Believe me, I realize the retrieval costs are such that doctors are not making money producing medical records at this price. But should they be? Patients are entitled to their medical records. Personal injury lawyers in Florida have characterized the Florida doctors’ request as a backdoor strategy to avoid medical malpractice claims. I’m not sure that an increase in the cost of medical records is going to do that. But I also don’t see why the current prices don’t adequately give reimburse doctors for their costs of producing medical records.
The Collecting Medical Record Scam
HIPAA allows health care providers to charge a “reasonable, cost-based fee”for:
- The cost of the production, including supplies and labor (which is always wildly over billed)
- Postage and shipping
- The costs associated with a summary which we never ask for
You would think an electronic record would be a lot cheaper but half of the time they make this more expensive then just getting a hard copy. I don’t know why. Wait, I do know why. There are two reasons: (1) money and (2) to make medical malpractice actions more difficult to investigate.
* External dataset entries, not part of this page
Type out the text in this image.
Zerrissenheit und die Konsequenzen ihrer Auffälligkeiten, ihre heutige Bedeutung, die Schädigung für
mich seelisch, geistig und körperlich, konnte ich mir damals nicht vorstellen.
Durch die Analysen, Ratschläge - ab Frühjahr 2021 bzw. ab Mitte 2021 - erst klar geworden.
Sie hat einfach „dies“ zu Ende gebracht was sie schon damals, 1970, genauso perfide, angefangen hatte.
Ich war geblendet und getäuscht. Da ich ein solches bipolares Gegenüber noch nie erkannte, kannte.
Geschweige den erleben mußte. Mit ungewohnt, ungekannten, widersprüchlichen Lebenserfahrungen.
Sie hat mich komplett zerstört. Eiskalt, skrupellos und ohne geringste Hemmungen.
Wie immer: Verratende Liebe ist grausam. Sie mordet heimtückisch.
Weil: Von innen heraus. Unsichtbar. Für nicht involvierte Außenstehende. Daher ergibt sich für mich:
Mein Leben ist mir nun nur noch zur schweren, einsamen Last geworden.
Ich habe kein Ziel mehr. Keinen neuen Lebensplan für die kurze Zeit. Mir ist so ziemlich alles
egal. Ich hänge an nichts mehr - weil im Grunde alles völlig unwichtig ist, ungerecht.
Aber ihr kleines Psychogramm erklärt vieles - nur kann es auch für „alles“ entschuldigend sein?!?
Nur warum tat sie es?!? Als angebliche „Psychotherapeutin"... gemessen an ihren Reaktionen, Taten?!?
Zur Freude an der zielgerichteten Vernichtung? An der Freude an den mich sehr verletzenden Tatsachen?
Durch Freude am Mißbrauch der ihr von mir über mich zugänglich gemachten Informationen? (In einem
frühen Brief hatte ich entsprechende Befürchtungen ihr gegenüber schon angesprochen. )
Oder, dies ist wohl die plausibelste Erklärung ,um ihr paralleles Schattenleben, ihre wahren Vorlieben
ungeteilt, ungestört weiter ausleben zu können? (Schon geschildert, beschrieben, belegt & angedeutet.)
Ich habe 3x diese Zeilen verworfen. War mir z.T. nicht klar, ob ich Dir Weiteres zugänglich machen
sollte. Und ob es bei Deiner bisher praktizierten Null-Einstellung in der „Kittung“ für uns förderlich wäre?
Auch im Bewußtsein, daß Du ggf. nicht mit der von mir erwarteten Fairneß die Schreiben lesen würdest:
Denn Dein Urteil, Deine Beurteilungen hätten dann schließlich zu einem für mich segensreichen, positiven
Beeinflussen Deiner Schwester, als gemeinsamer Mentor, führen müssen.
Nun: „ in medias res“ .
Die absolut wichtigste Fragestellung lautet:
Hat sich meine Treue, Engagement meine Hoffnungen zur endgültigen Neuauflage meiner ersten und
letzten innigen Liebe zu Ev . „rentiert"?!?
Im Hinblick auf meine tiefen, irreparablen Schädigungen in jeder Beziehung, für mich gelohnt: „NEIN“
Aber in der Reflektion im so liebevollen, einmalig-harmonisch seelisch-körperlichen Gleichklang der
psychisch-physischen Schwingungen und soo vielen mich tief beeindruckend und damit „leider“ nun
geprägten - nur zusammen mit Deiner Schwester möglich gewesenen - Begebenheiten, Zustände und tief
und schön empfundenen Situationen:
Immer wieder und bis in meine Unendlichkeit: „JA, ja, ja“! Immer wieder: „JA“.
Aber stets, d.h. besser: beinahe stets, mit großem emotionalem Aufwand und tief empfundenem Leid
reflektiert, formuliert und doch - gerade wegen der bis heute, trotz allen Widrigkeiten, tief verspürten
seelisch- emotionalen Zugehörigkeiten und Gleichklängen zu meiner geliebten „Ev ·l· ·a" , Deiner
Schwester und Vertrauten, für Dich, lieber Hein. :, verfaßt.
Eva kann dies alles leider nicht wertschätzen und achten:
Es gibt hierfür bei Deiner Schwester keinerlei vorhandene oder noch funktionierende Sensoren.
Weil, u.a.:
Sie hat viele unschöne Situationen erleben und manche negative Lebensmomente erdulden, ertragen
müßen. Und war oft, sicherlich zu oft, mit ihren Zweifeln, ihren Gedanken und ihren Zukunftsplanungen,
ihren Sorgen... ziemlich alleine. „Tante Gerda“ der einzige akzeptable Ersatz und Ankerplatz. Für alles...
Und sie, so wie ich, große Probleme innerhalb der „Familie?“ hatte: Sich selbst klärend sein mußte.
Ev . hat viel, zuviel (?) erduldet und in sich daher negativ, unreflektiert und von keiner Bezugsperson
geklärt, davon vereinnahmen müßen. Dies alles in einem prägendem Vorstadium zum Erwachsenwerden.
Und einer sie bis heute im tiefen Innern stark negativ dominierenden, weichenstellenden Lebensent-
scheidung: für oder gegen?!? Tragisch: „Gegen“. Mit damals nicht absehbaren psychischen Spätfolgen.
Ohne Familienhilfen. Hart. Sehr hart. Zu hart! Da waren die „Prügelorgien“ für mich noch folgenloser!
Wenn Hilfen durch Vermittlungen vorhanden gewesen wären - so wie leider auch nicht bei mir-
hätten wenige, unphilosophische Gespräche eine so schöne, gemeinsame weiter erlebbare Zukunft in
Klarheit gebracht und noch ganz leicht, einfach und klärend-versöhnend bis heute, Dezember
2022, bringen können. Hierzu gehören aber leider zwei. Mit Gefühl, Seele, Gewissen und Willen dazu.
I’m not the only one who has noticed this. The American Health Information Management Association says hospitals and doctors should not be charging anything more than a dollar to send patients their electronic records. Eventually, people are going to wake up on this issue.
Discouraging Medical Malpractice Cases
I alluded to this earlier. It is a big thing. Let’s say there is a 5% chance a doctor committed malpractice that killed someone you love. It is hard to entice a lawyer to spend $2,000 to collect records on a case that is very unlikely to be a case. So is the victim’s family who might already be going under financial hardship going to put up $2,000 of their own money? That is a really tough thing to do, right? This is exactly why health care providers do not want to give you your medical records on a disc even when this can be done in a matter of seconds.